Le sujet que nous allons traiter aujourd’hui est un sujet grave car il est à la base de nombreuses tensions dans les couples franco-allemands. Il convient donc de l’aborder avec la rigueur et l‘objectivité dont karambolage est coutumier. Ce monsieur est un monsieur allemand et il se prépare à faire cuire ses pommes de terre dans son bel autocuiseur rouge, une Fissler, en allemand "Druckkochtopf", casserole à cuisson sous pression ou encore "Schnellkochtopf", casserole à cuisson rapide.Ce monsieur est un monsieur français et il se prépare, lui aussi, à faire cuire ses pommes de terre dans sa cocotte-minute. Les Français auront reconnu le modèle SEB. Un classique.Regardons-les apporter les derniers préparatifs avant de refermer hermétiquement l’un et l’autre le couvercle de leur cocotte respective. Voilà. Du côté français, il ne faut pas oublier de rajouter la soupape qui est amovible, elle. Bon. Vous connaissez le principe. Il faut maintenant attendre que la pression monte à l’intérieur de la cocotte, ce qui nous laisse le temps de nous livrer à quelques explications scientifiques : En chauffant, de la vapeur d’eau se forme à l’intérieur de la cocotte. Cette vapeur d’eau va chasser l’air de la cocotte. Quand l’air est complètement évacué, la vapeur commence à sortir par la soupape et une surpression se forme à l’intérieur de la cocotte. Cette pression élève la température de cuisson à 120° et permet une cuisson plus rapide des aliments. Voilà, la pression commence à monter et nous retrouvons donc nos deux cuisiniers.

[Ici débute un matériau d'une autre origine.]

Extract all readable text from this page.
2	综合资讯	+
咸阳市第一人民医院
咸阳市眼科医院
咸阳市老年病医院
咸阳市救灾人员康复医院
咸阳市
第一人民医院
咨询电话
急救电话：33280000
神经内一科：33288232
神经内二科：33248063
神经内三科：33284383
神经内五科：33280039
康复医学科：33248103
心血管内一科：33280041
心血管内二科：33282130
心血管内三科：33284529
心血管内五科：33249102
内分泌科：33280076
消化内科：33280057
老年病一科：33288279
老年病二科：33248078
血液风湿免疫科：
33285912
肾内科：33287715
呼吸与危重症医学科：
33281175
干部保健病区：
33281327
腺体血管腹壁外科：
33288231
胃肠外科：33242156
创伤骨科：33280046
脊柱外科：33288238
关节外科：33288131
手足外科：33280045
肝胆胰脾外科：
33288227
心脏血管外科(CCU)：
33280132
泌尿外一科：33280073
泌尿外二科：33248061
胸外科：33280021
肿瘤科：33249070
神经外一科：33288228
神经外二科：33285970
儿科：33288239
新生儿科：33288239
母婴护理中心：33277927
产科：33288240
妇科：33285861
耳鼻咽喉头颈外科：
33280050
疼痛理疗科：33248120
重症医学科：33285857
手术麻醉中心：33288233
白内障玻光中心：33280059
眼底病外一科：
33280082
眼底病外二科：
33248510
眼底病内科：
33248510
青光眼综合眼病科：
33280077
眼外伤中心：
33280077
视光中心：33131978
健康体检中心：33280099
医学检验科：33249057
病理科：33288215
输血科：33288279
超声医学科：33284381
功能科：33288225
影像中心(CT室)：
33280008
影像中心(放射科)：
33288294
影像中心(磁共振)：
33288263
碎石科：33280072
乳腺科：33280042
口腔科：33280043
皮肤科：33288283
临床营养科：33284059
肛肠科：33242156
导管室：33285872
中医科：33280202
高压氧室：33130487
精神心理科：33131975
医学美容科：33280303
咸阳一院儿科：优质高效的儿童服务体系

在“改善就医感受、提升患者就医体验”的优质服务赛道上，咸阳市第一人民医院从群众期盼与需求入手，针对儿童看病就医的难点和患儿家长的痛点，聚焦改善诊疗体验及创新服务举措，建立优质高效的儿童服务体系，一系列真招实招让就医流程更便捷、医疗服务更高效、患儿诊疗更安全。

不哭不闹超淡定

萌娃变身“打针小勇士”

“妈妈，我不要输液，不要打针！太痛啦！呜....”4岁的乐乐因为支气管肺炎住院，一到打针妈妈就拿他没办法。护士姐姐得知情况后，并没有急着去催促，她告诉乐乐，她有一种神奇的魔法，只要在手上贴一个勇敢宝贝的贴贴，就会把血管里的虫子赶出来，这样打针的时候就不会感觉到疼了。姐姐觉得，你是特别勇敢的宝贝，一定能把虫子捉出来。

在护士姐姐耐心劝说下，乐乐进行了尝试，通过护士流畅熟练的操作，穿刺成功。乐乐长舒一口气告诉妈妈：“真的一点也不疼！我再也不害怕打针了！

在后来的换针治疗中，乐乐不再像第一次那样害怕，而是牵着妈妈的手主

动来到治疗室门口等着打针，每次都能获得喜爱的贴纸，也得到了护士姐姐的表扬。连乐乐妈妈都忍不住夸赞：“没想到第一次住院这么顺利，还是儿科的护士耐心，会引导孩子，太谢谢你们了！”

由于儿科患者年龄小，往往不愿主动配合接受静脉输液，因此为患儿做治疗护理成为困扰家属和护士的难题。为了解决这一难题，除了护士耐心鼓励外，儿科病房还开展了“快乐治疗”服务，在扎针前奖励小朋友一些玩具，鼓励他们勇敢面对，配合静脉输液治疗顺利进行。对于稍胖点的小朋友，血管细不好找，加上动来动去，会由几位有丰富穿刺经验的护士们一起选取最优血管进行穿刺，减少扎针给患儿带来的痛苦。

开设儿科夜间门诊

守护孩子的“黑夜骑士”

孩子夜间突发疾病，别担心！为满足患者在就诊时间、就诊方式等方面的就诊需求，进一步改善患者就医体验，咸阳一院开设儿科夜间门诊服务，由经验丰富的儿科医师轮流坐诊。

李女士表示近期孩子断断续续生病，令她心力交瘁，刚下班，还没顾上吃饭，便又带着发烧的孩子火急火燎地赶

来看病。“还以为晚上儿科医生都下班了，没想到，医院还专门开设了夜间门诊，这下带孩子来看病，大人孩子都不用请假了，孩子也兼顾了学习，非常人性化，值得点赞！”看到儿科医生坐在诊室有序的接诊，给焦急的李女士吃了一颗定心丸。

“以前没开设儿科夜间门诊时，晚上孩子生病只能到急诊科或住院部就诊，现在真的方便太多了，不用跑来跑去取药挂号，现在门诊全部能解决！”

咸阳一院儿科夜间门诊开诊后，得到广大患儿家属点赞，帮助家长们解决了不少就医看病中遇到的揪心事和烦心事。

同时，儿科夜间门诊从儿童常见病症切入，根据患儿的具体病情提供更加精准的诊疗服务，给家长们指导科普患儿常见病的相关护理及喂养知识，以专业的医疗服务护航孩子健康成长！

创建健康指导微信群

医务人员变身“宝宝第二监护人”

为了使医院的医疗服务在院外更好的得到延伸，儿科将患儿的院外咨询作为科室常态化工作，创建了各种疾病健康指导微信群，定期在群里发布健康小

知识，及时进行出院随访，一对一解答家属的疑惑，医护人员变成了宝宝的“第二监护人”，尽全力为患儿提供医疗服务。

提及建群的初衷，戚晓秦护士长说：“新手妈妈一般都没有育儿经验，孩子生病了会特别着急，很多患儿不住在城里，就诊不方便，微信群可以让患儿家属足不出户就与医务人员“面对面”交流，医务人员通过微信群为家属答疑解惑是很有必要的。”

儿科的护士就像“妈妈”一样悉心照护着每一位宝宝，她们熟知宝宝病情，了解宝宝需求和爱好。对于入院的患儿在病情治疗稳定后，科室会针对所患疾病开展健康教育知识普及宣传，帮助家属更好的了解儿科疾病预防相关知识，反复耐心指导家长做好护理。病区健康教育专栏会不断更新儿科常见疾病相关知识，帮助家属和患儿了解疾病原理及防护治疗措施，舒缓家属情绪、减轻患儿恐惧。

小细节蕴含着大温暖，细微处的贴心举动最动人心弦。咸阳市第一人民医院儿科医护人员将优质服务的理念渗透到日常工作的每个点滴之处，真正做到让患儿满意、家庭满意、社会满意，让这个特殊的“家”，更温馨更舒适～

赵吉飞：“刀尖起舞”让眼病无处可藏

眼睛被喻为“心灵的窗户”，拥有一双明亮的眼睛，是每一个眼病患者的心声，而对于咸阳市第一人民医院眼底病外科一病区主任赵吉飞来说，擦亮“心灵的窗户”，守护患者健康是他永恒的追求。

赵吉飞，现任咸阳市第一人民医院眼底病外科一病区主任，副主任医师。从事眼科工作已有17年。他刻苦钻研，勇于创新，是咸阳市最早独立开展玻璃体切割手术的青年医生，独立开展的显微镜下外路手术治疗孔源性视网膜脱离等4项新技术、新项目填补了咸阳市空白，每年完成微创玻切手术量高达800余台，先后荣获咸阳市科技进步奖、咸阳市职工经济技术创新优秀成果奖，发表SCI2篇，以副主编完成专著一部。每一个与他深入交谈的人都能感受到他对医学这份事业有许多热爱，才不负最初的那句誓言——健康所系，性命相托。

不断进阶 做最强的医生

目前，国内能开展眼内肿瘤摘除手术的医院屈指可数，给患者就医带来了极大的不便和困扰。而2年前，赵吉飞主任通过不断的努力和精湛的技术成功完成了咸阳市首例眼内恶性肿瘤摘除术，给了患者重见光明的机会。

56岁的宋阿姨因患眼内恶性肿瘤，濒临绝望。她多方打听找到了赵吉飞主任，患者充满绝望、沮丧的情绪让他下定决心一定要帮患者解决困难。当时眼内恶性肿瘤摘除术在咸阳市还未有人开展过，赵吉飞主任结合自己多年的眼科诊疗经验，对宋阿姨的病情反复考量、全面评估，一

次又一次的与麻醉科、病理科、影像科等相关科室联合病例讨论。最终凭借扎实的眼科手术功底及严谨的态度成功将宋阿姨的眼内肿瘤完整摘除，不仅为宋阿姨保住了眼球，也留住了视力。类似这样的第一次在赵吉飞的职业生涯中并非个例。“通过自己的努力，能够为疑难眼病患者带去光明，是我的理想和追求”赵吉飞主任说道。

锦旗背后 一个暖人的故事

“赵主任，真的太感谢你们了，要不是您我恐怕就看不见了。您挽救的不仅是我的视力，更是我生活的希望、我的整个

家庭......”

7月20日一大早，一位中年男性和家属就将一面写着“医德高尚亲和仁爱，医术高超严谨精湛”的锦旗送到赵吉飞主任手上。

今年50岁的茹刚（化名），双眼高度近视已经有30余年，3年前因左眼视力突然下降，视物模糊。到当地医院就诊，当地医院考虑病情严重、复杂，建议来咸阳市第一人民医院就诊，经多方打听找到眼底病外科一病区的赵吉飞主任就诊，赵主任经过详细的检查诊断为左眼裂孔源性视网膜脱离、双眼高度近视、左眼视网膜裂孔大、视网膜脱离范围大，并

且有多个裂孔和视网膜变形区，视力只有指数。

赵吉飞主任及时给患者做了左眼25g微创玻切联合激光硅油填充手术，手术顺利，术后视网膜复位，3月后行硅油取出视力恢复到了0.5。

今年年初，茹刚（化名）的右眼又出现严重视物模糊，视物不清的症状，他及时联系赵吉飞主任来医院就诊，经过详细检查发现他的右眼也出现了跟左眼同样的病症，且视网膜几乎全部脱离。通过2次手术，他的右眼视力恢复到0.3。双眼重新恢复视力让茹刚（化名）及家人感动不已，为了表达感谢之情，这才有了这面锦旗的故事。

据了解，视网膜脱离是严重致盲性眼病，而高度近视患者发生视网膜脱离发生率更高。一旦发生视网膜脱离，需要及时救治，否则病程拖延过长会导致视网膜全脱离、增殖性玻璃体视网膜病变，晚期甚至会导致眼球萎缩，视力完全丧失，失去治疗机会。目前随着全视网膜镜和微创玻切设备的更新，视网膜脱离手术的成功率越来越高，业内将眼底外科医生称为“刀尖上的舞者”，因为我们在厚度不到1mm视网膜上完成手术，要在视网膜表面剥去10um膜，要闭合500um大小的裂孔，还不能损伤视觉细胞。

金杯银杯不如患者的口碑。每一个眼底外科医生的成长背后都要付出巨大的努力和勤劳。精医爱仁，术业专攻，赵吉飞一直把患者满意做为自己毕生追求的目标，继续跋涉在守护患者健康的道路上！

Notre cuisinier allemand se penche sur sa soupape. Regardez : La soupape, "Ventil" en allemand, c’est ce cercle sur le milieu du couvercle. Vous voyez maintenant ce petit bâtonnet qui commence à émerger de la soupape ? Là, vous voyez l’anneau circulaire ? Quand il est visible, cela signifie que la "Garstufe 1", la température de cuisson 1 est atteinte, une température qui permet de cuire les mets délicats : poisson, légumes fragiles et fruits. Si on continue à chauffer la cocotte, un deuxième anneau devient visible, la "Garstufe 2" est atteinte, une pression plus élevée qui permet de cuire les mets plus solides comme la viande, les pommes de terre, le chou ou les plats en sauce. Notre cuisinier allemand dispose donc de deux niveaux de réglage.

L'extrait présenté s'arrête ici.